Heading into the Fed’s two-day meeting, most bond investors were growing increasingly confident that the central bank would eventually cut rates by 2020, as either subdued inflation and slower global growth forced the Fed’s hand. Money managers had increased their long positions in the 2-year note future for seven straight weeks, according to Societe Generale. If the Fed cut rates, the short-dated yields would fall and the yield curve would steepen.

When the Fed released its policy statement on Wednesday stating that inflation was running below 2% instead of repeating previous language that prices were running near the central bank’s target, bond investors saw the tweak as another sign that their rate-cut convictions would bear fruit.

Yet only half an hour later, traders suffered whiplash when Powell took the stage at the postmeeting news conference. The Fed chairman took aim at market participants who believed the slide in inflation this year would prompt a rate cut. Not only did Powell suggest transitory factors were responsible for the recent slide in inflation; he also refused to specify what level inflation had to reach before the Fed’s rate-setting committee contemplated a rate cut.

Opinion: Just when you got used to core inflation, Powell talks up another measure — ‘trimmed mean’

Core personal consumption expenditures, the Fed’s preferred price measure, had steadily slipped to 1.55% in March from 1.95% in December.

“I don’t think we can go through a Powell conference without a communication surprise,” said Craig Bishop, vice president of U.S. fixed income at RBC Wealth Management, in an interview with MarketWatch.

Read: Powell has to walk verbal tightrope as market could pounce on interest-rate clues in either direction

Still, plenty of bond investors still foresee a rate cut sooner or later.

Some anticipate Powell to come around to the bond-market view that persistently low inflation may last for longer than the central bank anticipates.
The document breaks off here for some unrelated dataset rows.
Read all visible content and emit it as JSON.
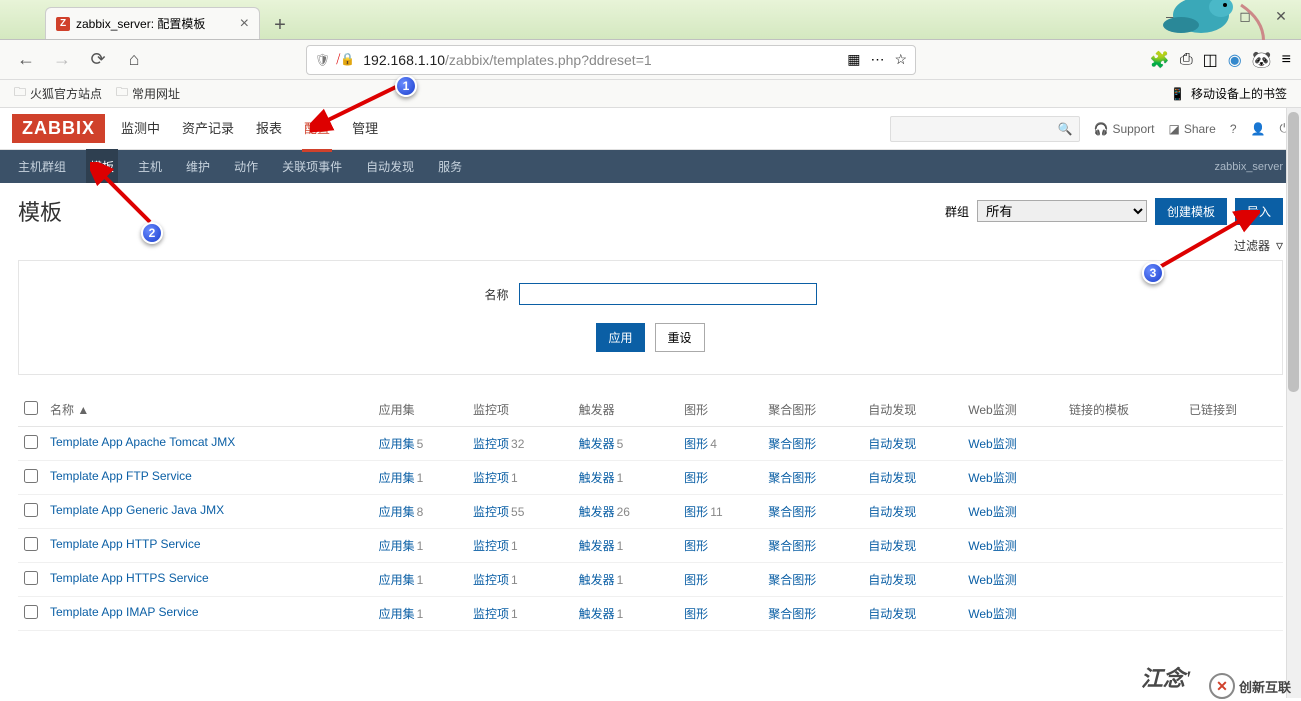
{
  "browser": {
    "tab_favicon": "Z",
    "tab_title": "zabbix_server: 配置模板",
    "url_display_prefix": "192.168.1.10",
    "url_display_path": "/zabbix/templates.php?ddreset=1",
    "bookmarks": [
      "火狐官方站点",
      "常用网址"
    ],
    "bookmarks_right": "移动设备上的书签"
  },
  "zabbix": {
    "logo": "ZABBIX",
    "main_nav": [
      "监测中",
      "资产记录",
      "报表",
      "配置",
      "管理"
    ],
    "main_nav_active": "配置",
    "support": "Support",
    "share": "Share",
    "sub_nav": [
      "主机群组",
      "模板",
      "主机",
      "维护",
      "动作",
      "关联项事件",
      "自动发现",
      "服务"
    ],
    "sub_nav_active": "模板",
    "server_name": "zabbix_server"
  },
  "page": {
    "title": "模板",
    "group_label": "群组",
    "group_selected": "所有",
    "btn_create": "创建模板",
    "btn_import": "导入",
    "filter_toggle": "过滤器",
    "filter_name_label": "名称",
    "filter_name_value": "",
    "btn_apply": "应用",
    "btn_reset": "重设"
  },
  "table": {
    "headers": [
      "名称 ▲",
      "应用集",
      "监控项",
      "触发器",
      "图形",
      "聚合图形",
      "自动发现",
      "Web监测",
      "链接的模板",
      "已链接到"
    ],
    "rows": [
      {
        "name": "Template App Apache Tomcat JMX",
        "app": [
          "应用集",
          "5"
        ],
        "item": [
          "监控项",
          "32"
        ],
        "trig": [
          "触发器",
          "5"
        ],
        "graph": [
          "图形",
          "4"
        ],
        "screen": "聚合图形",
        "disc": "自动发现",
        "web": "Web监测"
      },
      {
        "name": "Template App FTP Service",
        "app": [
          "应用集",
          "1"
        ],
        "item": [
          "监控项",
          "1"
        ],
        "trig": [
          "触发器",
          "1"
        ],
        "graph": [
          "图形",
          ""
        ],
        "screen": "聚合图形",
        "disc": "自动发现",
        "web": "Web监测"
      },
      {
        "name": "Template App Generic Java JMX",
        "app": [
          "应用集",
          "8"
        ],
        "item": [
          "监控项",
          "55"
        ],
        "trig": [
          "触发器",
          "26"
        ],
        "graph": [
          "图形",
          "11"
        ],
        "screen": "聚合图形",
        "disc": "自动发现",
        "web": "Web监测"
      },
      {
        "name": "Template App HTTP Service",
        "app": [
          "应用集",
          "1"
        ],
        "item": [
          "监控项",
          "1"
        ],
        "trig": [
          "触发器",
          "1"
        ],
        "graph": [
          "图形",
          ""
        ],
        "screen": "聚合图形",
        "disc": "自动发现",
        "web": "Web监测"
      },
      {
        "name": "Template App HTTPS Service",
        "app": [
          "应用集",
          "1"
        ],
        "item": [
          "监控项",
          "1"
        ],
        "trig": [
          "触发器",
          "1"
        ],
        "graph": [
          "图形",
          ""
        ],
        "screen": "聚合图形",
        "disc": "自动发现",
        "web": "Web监测"
      },
      {
        "name": "Template App IMAP Service",
        "app": [
          "应用集",
          "1"
        ],
        "item": [
          "监控项",
          "1"
        ],
        "trig": [
          "触发器",
          "1"
        ],
        "graph": [
          "图形",
          ""
        ],
        "screen": "聚合图形",
        "disc": "自动发现",
        "web": "Web监测"
      }
    ]
  },
  "callouts": {
    "c1": "1",
    "c2": "2",
    "c3": "3"
  },
  "watermarks": {
    "w1": "江念'",
    "w2": "创新互联"
  }
}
After all, a multidecade low in unemployment rates has yet to show signs of stimulating rapid wage increases, and thus the inflation needed to justify Powell’s view that subdued inflation will prove temporary.

In a rebuke of Powell’s assessment of the inflation outlook, the 10-year break-even yield, or what bond investors anticipate prices to average over the next decade, retreated to 1.89% from a recent high of 1.98% last Thursday.

“I don’t think you can necessarily say a rate cut is off the table completely,” said Bishop.